O fomento mercantil, também chamado de fomento comercial ou factoring, é uma operação financeira pela qual uma empresa vende seus direitos creditórios - que seriam pagos a prazo - através de títulos a um terceiro, que compra estes à vista, mas com um desconto. É instituto do direito mercantil que tem por objetivo a prestação de serviços e o fornecimento de recursos para viabilizar a cadeia produtiva, de empresas mercantis ou prestadoras de serviços, notadamente pequenas e médias empresas. A operação é pactuada em contrato onde são partes a sociedade de fomento mercantil e a empresa-cliente.[1]

O fomento mercantil consiste na prestação contínua, por sociedade de fomento mercantil, de um ou mais dos seguintes serviços a sociedades ou firmas que tenham por objetivo o exercício das atividades mercantis ou de prestação de serviços, bem como a pessoas que exerçam atividade econômica em nome próprio e de forma organizada:

  1. acompanhamento do processo produtivo ou mercadológico;
  2. acompanhamento de contas a receber e a pagar;
  3. seleção e avaliação de clientes, devedores ou fornecedores.

O contrato de fomento mercantil poderá prever, conjugadamente com a prestação de serviços, a compra, à vista, total ou parcial, pela sociedade de fomento mercantil, de direitos creditórios, no mercado nacional ou internacional.

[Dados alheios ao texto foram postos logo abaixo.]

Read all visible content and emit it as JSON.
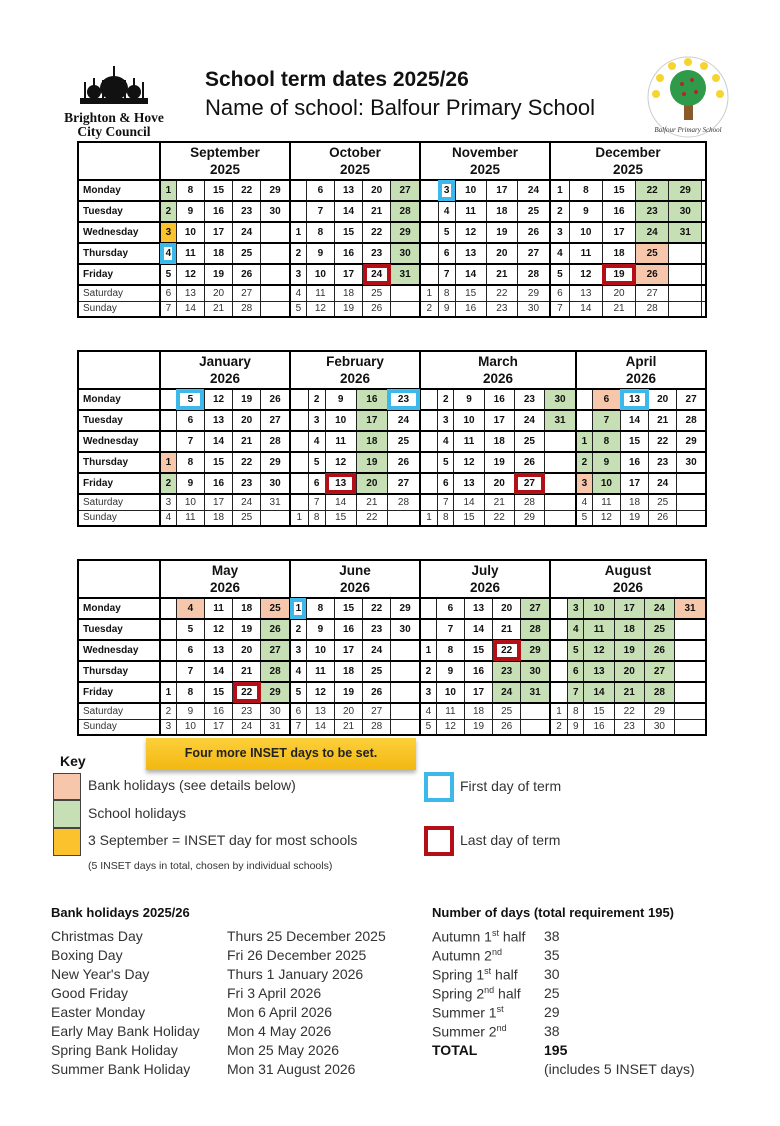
{
  "header": {
    "council": "Brighton & Hove City Council",
    "council_line1": "Brighton & Hove",
    "council_line2": "City Council",
    "title": "School term dates 2025/26",
    "subtitle": "Name of school: Balfour Primary School",
    "school_logo_text": "Balfour Primary School"
  },
  "weekdays": [
    "Monday",
    "Tuesday",
    "Wednesday",
    "Thursday",
    "Friday",
    "Saturday",
    "Sunday"
  ],
  "colors": {
    "school_holiday": "#c6dfb4",
    "bank_holiday": "#f6c7ab",
    "inset": "#fcc22d",
    "first_day": "#3cb8ea",
    "last_day": "#b30f16"
  },
  "blocks": [
    {
      "months": [
        {
          "name": "September",
          "year": "2025",
          "cols": [
            [
              1,
              2,
              3,
              4,
              5,
              6,
              7
            ],
            [
              8,
              9,
              10,
              11,
              12,
              13,
              14
            ],
            [
              15,
              16,
              17,
              18,
              19,
              20,
              21
            ],
            [
              22,
              23,
              24,
              25,
              26,
              27,
              28
            ],
            [
              29,
              30,
              0,
              0,
              0,
              0,
              0
            ]
          ],
          "marks": {
            "s": [
              1,
              2
            ],
            "i": [
              3
            ],
            "first": [
              4
            ]
          }
        },
        {
          "name": "October",
          "year": "2025",
          "cols": [
            [
              0,
              0,
              1,
              2,
              3,
              4,
              5
            ],
            [
              6,
              7,
              8,
              9,
              10,
              11,
              12
            ],
            [
              13,
              14,
              15,
              16,
              17,
              18,
              19
            ],
            [
              20,
              21,
              22,
              23,
              24,
              25,
              26
            ],
            [
              27,
              28,
              29,
              30,
              31,
              0,
              0
            ]
          ],
          "marks": {
            "s": [
              27,
              28,
              29,
              30,
              31
            ],
            "last": [
              24
            ]
          }
        },
        {
          "name": "November",
          "year": "2025",
          "cols": [
            [
              0,
              0,
              0,
              0,
              0,
              1,
              2
            ],
            [
              3,
              4,
              5,
              6,
              7,
              8,
              9
            ],
            [
              10,
              11,
              12,
              13,
              14,
              15,
              16
            ],
            [
              17,
              18,
              19,
              20,
              21,
              22,
              23
            ],
            [
              24,
              25,
              26,
              27,
              28,
              29,
              30
            ]
          ],
          "marks": {
            "first": [
              3
            ]
          }
        },
        {
          "name": "December",
          "year": "2025",
          "cols": [
            [
              1,
              2,
              3,
              4,
              5,
              6,
              7
            ],
            [
              8,
              9,
              10,
              11,
              12,
              13,
              14
            ],
            [
              15,
              16,
              17,
              18,
              19,
              20,
              21
            ],
            [
              22,
              23,
              24,
              25,
              26,
              27,
              28
            ],
            [
              29,
              30,
              31,
              0,
              0,
              0,
              0
            ],
            [
              0,
              0,
              0,
              0,
              0,
              0,
              0
            ]
          ],
          "marks": {
            "s": [
              22,
              23,
              24,
              29,
              30,
              31
            ],
            "b": [
              25,
              26
            ],
            "last": [
              19
            ]
          }
        }
      ]
    },
    {
      "months": [
        {
          "name": "January",
          "year": "2026",
          "cols": [
            [
              0,
              0,
              0,
              1,
              2,
              3,
              4
            ],
            [
              5,
              6,
              7,
              8,
              9,
              10,
              11
            ],
            [
              12,
              13,
              14,
              15,
              16,
              17,
              18
            ],
            [
              19,
              20,
              21,
              22,
              23,
              24,
              25
            ],
            [
              26,
              27,
              28,
              29,
              30,
              31,
              0
            ]
          ],
          "marks": {
            "b": [
              1
            ],
            "s": [
              2
            ],
            "first": [
              5
            ]
          }
        },
        {
          "name": "February",
          "year": "2026",
          "cols": [
            [
              0,
              0,
              0,
              0,
              0,
              0,
              1
            ],
            [
              2,
              3,
              4,
              5,
              6,
              7,
              8
            ],
            [
              9,
              10,
              11,
              12,
              13,
              14,
              15
            ],
            [
              16,
              17,
              18,
              19,
              20,
              21,
              22
            ],
            [
              23,
              24,
              25,
              26,
              27,
              28,
              0
            ]
          ],
          "marks": {
            "s": [
              16,
              17,
              18,
              19,
              20
            ],
            "last": [
              13
            ],
            "first": [
              23
            ]
          }
        },
        {
          "name": "March",
          "year": "2026",
          "cols": [
            [
              0,
              0,
              0,
              0,
              0,
              0,
              1
            ],
            [
              2,
              3,
              4,
              5,
              6,
              7,
              8
            ],
            [
              9,
              10,
              11,
              12,
              13,
              14,
              15
            ],
            [
              16,
              17,
              18,
              19,
              20,
              21,
              22
            ],
            [
              23,
              24,
              25,
              26,
              27,
              28,
              29
            ],
            [
              30,
              31,
              0,
              0,
              0,
              0,
              0
            ]
          ],
          "marks": {
            "s": [
              30,
              31
            ],
            "last": [
              27
            ]
          }
        },
        {
          "name": "April",
          "year": "2026",
          "cols": [
            [
              0,
              0,
              1,
              2,
              3,
              4,
              5
            ],
            [
              6,
              7,
              8,
              9,
              10,
              11,
              12
            ],
            [
              13,
              14,
              15,
              16,
              17,
              18,
              19
            ],
            [
              20,
              21,
              22,
              23,
              24,
              25,
              26
            ],
            [
              27,
              28,
              29,
              30,
              0,
              0,
              0
            ]
          ],
          "marks": {
            "s": [
              1,
              2,
              7,
              8,
              9,
              10
            ],
            "b": [
              3,
              6
            ],
            "first": [
              13
            ]
          }
        }
      ]
    },
    {
      "months": [
        {
          "name": "May",
          "year": "2026",
          "cols": [
            [
              0,
              0,
              0,
              0,
              1,
              2,
              3
            ],
            [
              4,
              5,
              6,
              7,
              8,
              9,
              10
            ],
            [
              11,
              12,
              13,
              14,
              15,
              16,
              17
            ],
            [
              18,
              19,
              20,
              21,
              22,
              23,
              24
            ],
            [
              25,
              26,
              27,
              28,
              29,
              30,
              31
            ]
          ],
          "marks": {
            "b": [
              4,
              25
            ],
            "s": [
              26,
              27,
              28,
              29
            ],
            "last": [
              22
            ]
          }
        },
        {
          "name": "June",
          "year": "2026",
          "cols": [
            [
              1,
              2,
              3,
              4,
              5,
              6,
              7
            ],
            [
              8,
              9,
              10,
              11,
              12,
              13,
              14
            ],
            [
              15,
              16,
              17,
              18,
              19,
              20,
              21
            ],
            [
              22,
              23,
              24,
              25,
              26,
              27,
              28
            ],
            [
              29,
              30,
              0,
              0,
              0,
              0,
              0
            ]
          ],
          "marks": {
            "first": [
              1
            ]
          }
        },
        {
          "name": "July",
          "year": "2026",
          "cols": [
            [
              0,
              0,
              1,
              2,
              3,
              4,
              5
            ],
            [
              6,
              7,
              8,
              9,
              10,
              11,
              12
            ],
            [
              13,
              14,
              15,
              16,
              17,
              18,
              19
            ],
            [
              20,
              21,
              22,
              23,
              24,
              25,
              26
            ],
            [
              27,
              28,
              29,
              30,
              31,
              0,
              0
            ]
          ],
          "marks": {
            "last": [
              22
            ],
            "s": [
              23,
              24,
              27,
              28,
              29,
              30,
              31
            ]
          }
        },
        {
          "name": "August",
          "year": "2026",
          "cols": [
            [
              0,
              0,
              0,
              0,
              0,
              1,
              2
            ],
            [
              3,
              4,
              5,
              6,
              7,
              8,
              9
            ],
            [
              10,
              11,
              12,
              13,
              14,
              15,
              16
            ],
            [
              17,
              18,
              19,
              20,
              21,
              22,
              23
            ],
            [
              24,
              25,
              26,
              27,
              28,
              29,
              30
            ],
            [
              31,
              0,
              0,
              0,
              0,
              0,
              0
            ]
          ],
          "marks": {
            "s": [
              3,
              4,
              5,
              6,
              7,
              10,
              11,
              12,
              13,
              14,
              17,
              18,
              19,
              20,
              21,
              24,
              25,
              26,
              27,
              28
            ],
            "b": [
              31
            ]
          }
        }
      ]
    }
  ],
  "banner": "Four more INSET days to be set.",
  "key": {
    "title": "Key",
    "bank": "Bank holidays (see details below)",
    "school": "School holidays",
    "inset": "3 September = INSET day for most schools",
    "inset_note": "(5 INSET days in total, chosen by individual schools)",
    "first": "First day of term",
    "last": "Last day of term"
  },
  "bank_holidays": {
    "title": "Bank holidays 2025/26",
    "items": [
      {
        "name": "Christmas Day",
        "date": "Thurs 25 December 2025"
      },
      {
        "name": "Boxing Day",
        "date": "Fri 26 December 2025"
      },
      {
        "name": "New Year's Day",
        "date": "Thurs 1 January 2026"
      },
      {
        "name": "Good Friday",
        "date": "Fri 3 April 2026"
      },
      {
        "name": "Easter Monday",
        "date": "Mon 6 April 2026"
      },
      {
        "name": "Early May Bank Holiday",
        "date": "Mon 4 May 2026"
      },
      {
        "name": "Spring Bank Holiday",
        "date": "Mon 25 May 2026"
      },
      {
        "name": "Summer Bank Holiday",
        "date": "Mon 31 August 2026"
      }
    ]
  },
  "days": {
    "title": "Number of days (total requirement 195)",
    "items": [
      {
        "term": "Autumn 1",
        "sup": "st",
        "suffix": " half",
        "days": "38"
      },
      {
        "term": "Autumn 2",
        "sup": "nd",
        "suffix": "",
        "days": "35"
      },
      {
        "term": "Spring 1",
        "sup": "st",
        "suffix": " half",
        "days": "30"
      },
      {
        "term": "Spring 2",
        "sup": "nd",
        "suffix": " half",
        "days": "25"
      },
      {
        "term": "Summer 1",
        "sup": "st",
        "suffix": "",
        "days": "29"
      },
      {
        "term": "Summer 2",
        "sup": "nd",
        "suffix": "",
        "days": "38"
      }
    ],
    "total_label": "TOTAL",
    "total": "195",
    "note": "(includes 5 INSET days)"
  }
}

Por direitos creditórios, entendem-se os direitos e títulos representativos de crédito, originários de operações realizadas nos segmentos comercial, agronegócio, industrial, imobiliário, de prestação de serviços e warrants; contratos mercantis de compra e venda de produtos, mercadorias e/ou serviços para entrega ou prestação futura, bem como títulos ou certificados representativos desses contratos.

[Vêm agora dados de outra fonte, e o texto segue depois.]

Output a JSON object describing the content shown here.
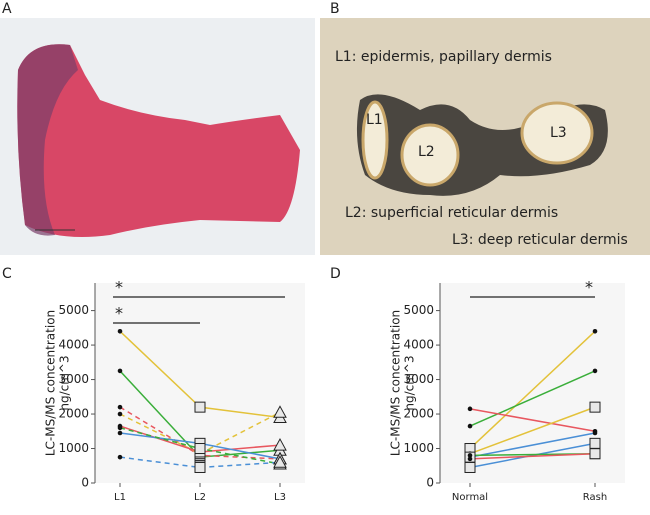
{
  "panels": {
    "a": {
      "letter": "A"
    },
    "b": {
      "letter": "B",
      "captions": [
        "L1: epidermis, papillary dermis",
        "L2: superficial reticular dermis",
        "L3: deep reticular dermis"
      ],
      "regions": [
        "L1",
        "L2",
        "L3"
      ]
    }
  },
  "chart_data": [
    {
      "type": "line",
      "letter": "C",
      "ylabel": [
        "LC-MS/MS concentration",
        "ng/cm^3"
      ],
      "categories": [
        "L1",
        "L2",
        "L3"
      ],
      "ylim": [
        0,
        5800
      ],
      "yticks": [
        0,
        1000,
        2000,
        3000,
        4000,
        5000
      ],
      "annotations": [
        {
          "text": "*",
          "from": "L1",
          "to": "L3",
          "anchor": "start"
        },
        {
          "text": "*",
          "from": "L1",
          "to": "L2",
          "anchor": "start"
        }
      ],
      "series": [
        {
          "color": "#e3c23a",
          "dashed": false,
          "values": [
            4400,
            2200,
            1900
          ],
          "markers": [
            "circle",
            "square",
            "triangle"
          ]
        },
        {
          "color": "#3aae3a",
          "dashed": false,
          "values": [
            3250,
            750,
            950
          ],
          "markers": [
            "circle",
            "square",
            "triangle"
          ]
        },
        {
          "color": "#e8575f",
          "dashed": true,
          "values": [
            2200,
            800,
            700
          ],
          "markers": [
            "circle",
            "square",
            "triangle"
          ]
        },
        {
          "color": "#e3c23a",
          "dashed": true,
          "values": [
            2000,
            850,
            2050
          ],
          "markers": [
            "circle",
            "square",
            "triangle"
          ]
        },
        {
          "color": "#e8575f",
          "dashed": false,
          "values": [
            1650,
            900,
            1100
          ],
          "markers": [
            "circle",
            "square",
            "triangle"
          ]
        },
        {
          "color": "#4a8fd6",
          "dashed": false,
          "values": [
            1450,
            1150,
            700
          ],
          "markers": [
            "circle",
            "square",
            "triangle"
          ]
        },
        {
          "color": "#3aae3a",
          "dashed": true,
          "values": [
            1600,
            1000,
            550
          ],
          "markers": [
            "circle",
            "square",
            "triangle"
          ]
        },
        {
          "color": "#4a8fd6",
          "dashed": true,
          "values": [
            750,
            450,
            600
          ],
          "markers": [
            "circle",
            "square",
            "triangle"
          ]
        }
      ]
    },
    {
      "type": "line",
      "letter": "D",
      "ylabel": [
        "LC-MS/MS concentration",
        "ng/cm^3"
      ],
      "categories": [
        "Normal",
        "Rash"
      ],
      "ylim": [
        0,
        5800
      ],
      "yticks": [
        0,
        1000,
        2000,
        3000,
        4000,
        5000
      ],
      "annotations": [
        {
          "text": "*",
          "from": "Normal",
          "to": "Rash",
          "anchor": "end"
        }
      ],
      "series": [
        {
          "color": "#e3c23a",
          "dashed": false,
          "values": [
            1000,
            4400
          ],
          "markers": [
            "square",
            "circle"
          ]
        },
        {
          "color": "#3aae3a",
          "dashed": false,
          "values": [
            1650,
            3250
          ],
          "markers": [
            "circle",
            "circle"
          ]
        },
        {
          "color": "#e8575f",
          "dashed": false,
          "values": [
            2150,
            1500
          ],
          "markers": [
            "circle",
            "circle"
          ]
        },
        {
          "color": "#e3c23a",
          "dashed": false,
          "values": [
            850,
            2200
          ],
          "markers": [
            "circle",
            "square"
          ]
        },
        {
          "color": "#4a8fd6",
          "dashed": false,
          "values": [
            750,
            1450
          ],
          "markers": [
            "square",
            "circle"
          ]
        },
        {
          "color": "#4a8fd6",
          "dashed": false,
          "values": [
            450,
            1150
          ],
          "markers": [
            "square",
            "square"
          ]
        },
        {
          "color": "#3aae3a",
          "dashed": false,
          "values": [
            800,
            850
          ],
          "markers": [
            "circle",
            "square"
          ]
        },
        {
          "color": "#e8575f",
          "dashed": false,
          "values": [
            700,
            850
          ],
          "markers": [
            "circle",
            "square"
          ]
        }
      ]
    }
  ]
}
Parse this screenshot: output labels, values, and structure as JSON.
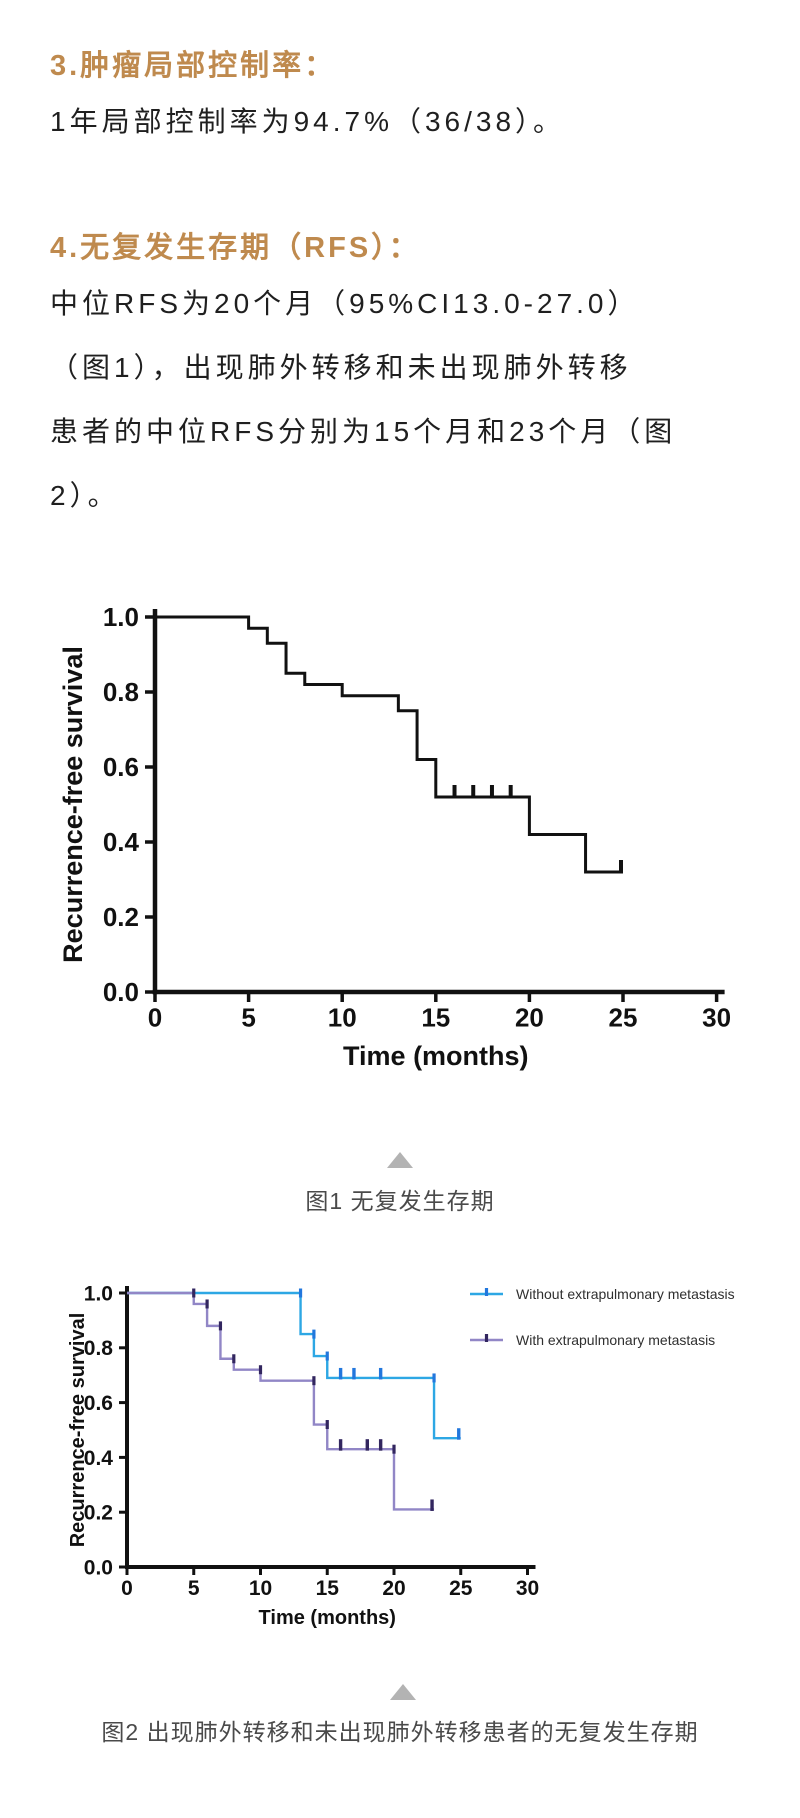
{
  "colors": {
    "background": "#ffffff",
    "accent": "#bf8a4e",
    "body": "#1f1f1f",
    "caption": "#4a4a4a",
    "triangle": "#b3b3b3",
    "chart_black": "#111111",
    "blue": "#2da7e4",
    "blue_marker": "#2277dd",
    "purple": "#9186c6",
    "purple_marker": "#32265f"
  },
  "sections": {
    "s3_heading": "3.肿瘤局部控制率：",
    "s3_body": "1年局部控制率为94.7%（36/38）。",
    "s4_heading": "4.无复发生存期（RFS）：",
    "s4_lines": [
      "中位RFS为20个月（95%CI13.0-27.0）",
      "（图1），出现肺外转移和未出现肺外转移",
      "患者的中位RFS分别为15个月和23个月（图",
      "2）。"
    ]
  },
  "figure1": {
    "caption": "图1 无复发生存期"
  },
  "figure2": {
    "caption": "图2 出现肺外转移和未出现肺外转移患者的无复发生存期"
  },
  "chart_data": [
    {
      "type": "line",
      "subtype": "kaplan-meier-step",
      "title": "",
      "xlabel": "Time (months)",
      "ylabel": "Recurrence-free survival",
      "xlim": [
        0,
        30
      ],
      "ylim": [
        0.0,
        1.0
      ],
      "grid": false,
      "xticks": [
        "0",
        "5",
        "10",
        "15",
        "20",
        "25",
        "30"
      ],
      "yticks": [
        "0.0",
        "0.2",
        "0.4",
        "0.6",
        "0.8",
        "1.0"
      ],
      "series": [
        {
          "name": "",
          "color": "#111111",
          "marker_color": "#111111",
          "show_event_markers": false,
          "start": [
            0,
            1.0
          ],
          "drops": [
            [
              5,
              0.97
            ],
            [
              6,
              0.93
            ],
            [
              7,
              0.85
            ],
            [
              8,
              0.82
            ],
            [
              10,
              0.79
            ],
            [
              13,
              0.75
            ],
            [
              14,
              0.62
            ],
            [
              15,
              0.52
            ],
            [
              20,
              0.42
            ],
            [
              23,
              0.32
            ]
          ],
          "end_month": 25,
          "censors": [
            [
              16,
              0.52
            ],
            [
              17,
              0.52
            ],
            [
              18,
              0.52
            ],
            [
              19,
              0.52
            ],
            [
              25,
              0.32
            ]
          ]
        }
      ],
      "legend": []
    },
    {
      "type": "line",
      "subtype": "kaplan-meier-step",
      "title": "",
      "xlabel": "Time (months)",
      "ylabel": "Recurrence-free survival",
      "xlim": [
        0,
        30
      ],
      "ylim": [
        0.0,
        1.0
      ],
      "grid": false,
      "legend_position": "top-right",
      "xticks": [
        "0",
        "5",
        "10",
        "15",
        "20",
        "25",
        "30"
      ],
      "yticks": [
        "0.0",
        "0.2",
        "0.4",
        "0.6",
        "0.8",
        "1.0"
      ],
      "series": [
        {
          "name": "Without extrapulmonary metastasis",
          "color": "#2da7e4",
          "marker_color": "#2277dd",
          "show_event_markers": true,
          "start": [
            0,
            1.0
          ],
          "drops": [
            [
              13,
              0.85
            ],
            [
              14,
              0.77
            ],
            [
              15,
              0.69
            ],
            [
              23,
              0.47
            ]
          ],
          "end_month": 25,
          "censors": [
            [
              16,
              0.69
            ],
            [
              17,
              0.69
            ],
            [
              19,
              0.69
            ],
            [
              25,
              0.47
            ]
          ]
        },
        {
          "name": "With extrapulmonary metastasis",
          "color": "#9186c6",
          "marker_color": "#32265f",
          "show_event_markers": true,
          "start": [
            0,
            1.0
          ],
          "drops": [
            [
              5,
              0.96
            ],
            [
              6,
              0.88
            ],
            [
              7,
              0.76
            ],
            [
              8,
              0.72
            ],
            [
              10,
              0.68
            ],
            [
              14,
              0.52
            ],
            [
              15,
              0.43
            ],
            [
              20,
              0.21
            ]
          ],
          "end_month": 23,
          "censors": [
            [
              16,
              0.43
            ],
            [
              18,
              0.43
            ],
            [
              19,
              0.43
            ],
            [
              23,
              0.21
            ]
          ]
        }
      ]
    }
  ]
}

Popularmente as empresas de factoring compram títulos, duplicatas, cheques, oriundos de vendas mercantis e/ou prestação de serviços, pagando à vista ao emitente, normalmente cliente da factoring, e aguardará o vencimento de tais títulos para cobrá-los do sacado, podendo ou não assumir o risco na compra do título. A jurisprudência atualmente demonstra que o emitente é responsável solidário com o sacado (aquele que deve ser cobrado), sendo assim caso o sacado não venha a pagar o título o sacador poderá, desde que pontuado, honrar os títulos vendidos bem como as despesas de cobrança. Através de contrato cada empresa de factoring possui um modo de operar, cabendo ao cliente ler o contrato e saber bem ao que está se comprometendo ao assinar um contrato.

História

De origem na antiguidade greco-romana, quando comerciantes incumbiam a agentes, localizados em pontos diversos, a guarda e venda de coisas suas, se difundiu pela Idade Média, sobretudo na região do Mediterrâneo. O modo de comercial ganhou um novo fólego, na era dos Descobrimentos, se operando especialmente no ramo têxtil. Com o passar do tempo, a faturização declinou na Europa, expandindo-se nos Estados Unidos da América. Neste processo, o fomento mercanti sofreu uma evolução: de um mero contrato de comissão para um contrato de cessão de crédito, mediante remuneração, onde o antigo comissarista passa a cobrar diretamente do devedor. Esse novo modelo de factoring, que predomina hoje, foi reintroduzido na Europa na década de 1960. É esse mesmo modelo que, tardiamente, veio ao Brasil em 1982.[2]